Wydaje się, że Everton po raz kolejny utrze nosa wielu ekspertom i wywalczy komplet punktów na Vicarage Road. Do ostatniej kolejki, The Toffees byli bardzo mocno krytykowani za swoją postawę podczas meczów wyjazdowych, w których zdobyli najmniej punktów ze wszystkich ekip. Niespodziewanie podopieczni Lamparda wygrali na King Power Stadium z Leicester City, tym samym notując trzecie zwycięstwo na przestrzeni 5 poprzednich kolejek. Przypomnieć należy, iż dwa pozostałe tryumfy miały miejsce przeciwko Chelsea i Manchesterowi United, a charakter i wola walki, jaką zobaczyliśmy w szeregach Evertonu zdecydowanie mogła wzbudzić uznanie. W składzie The Toffees błyszczeć zaczęło kilku piłkarzy, na czele z młodziutkim Gordonem, a linia defensywy w końcu przypomina monolit, a nie zlepek przypadkowych piłkarzy. Pod względem formy w 5 poprzednich kolejkach, Everton jest 7. siłą ligi i można być przekonanym, że także dziś zagra nie na 100, ale na 120%.

Statystyki:

  • Watford zajmuje przedostatnie miejsce w Premier League, ma na koncie 22 punkty.
  • Szerszenie przegrały 6 ostatnich gier, zanotowały w nich bilans goli 5:14.
  • Piłkarze z Vicarage Road zdobyli 7 punktów w 17 domowych meczach tego sezonu (najgorszy wynik ligi).
  • Everton plasuje się na 16. pozycji, dotychczas uzbierał 35 oczek.
  • Zespół Lamparda w 5 poprzednich starciach zainkasował 10 punktów (3 wygrane, 1 remis i 1 porażka).
  • The Toffees w ostatniej kolejce pokonali Leicester City 2:1.
  • 5 ostatnich starć bezpośrednich to 3 wygrane Evertonu i 2 tryumfy Watfordu.

Podsumowanie:

Uważam, że walczący o utrzymanie Everton po raz kolejny dopnie swego i zgarnie komplet punktów przeciwko osłabionemu i nie grającemu o nic Watfordowi.

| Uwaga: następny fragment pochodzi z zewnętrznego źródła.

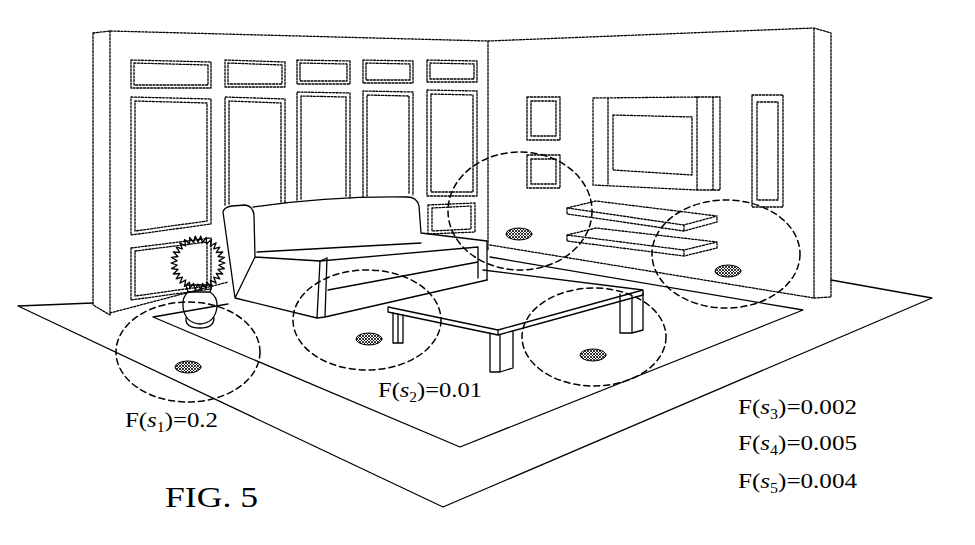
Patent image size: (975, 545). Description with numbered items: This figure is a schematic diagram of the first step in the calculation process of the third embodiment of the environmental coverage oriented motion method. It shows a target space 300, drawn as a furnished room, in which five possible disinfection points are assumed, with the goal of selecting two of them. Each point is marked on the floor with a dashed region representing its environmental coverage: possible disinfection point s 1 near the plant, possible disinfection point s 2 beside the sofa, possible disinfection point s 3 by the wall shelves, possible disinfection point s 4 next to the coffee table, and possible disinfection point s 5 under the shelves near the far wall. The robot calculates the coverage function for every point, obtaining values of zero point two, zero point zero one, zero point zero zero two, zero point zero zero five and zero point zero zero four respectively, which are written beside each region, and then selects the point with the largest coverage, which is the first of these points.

Beniaminek jest najsłabszą ekipą ligi, jeśli chodzi o grę na swoim terenie, zaś podopieczni Lamparda w ostatniej kolejce przełamali kiepską passę, wygrywając na wyjeździe z silniejszym Leicester. W mojej opinii warto zagrać typ na zwycięstwo gości w pierwszej odsłonie spotkania lub w całym meczu. Powodzenia!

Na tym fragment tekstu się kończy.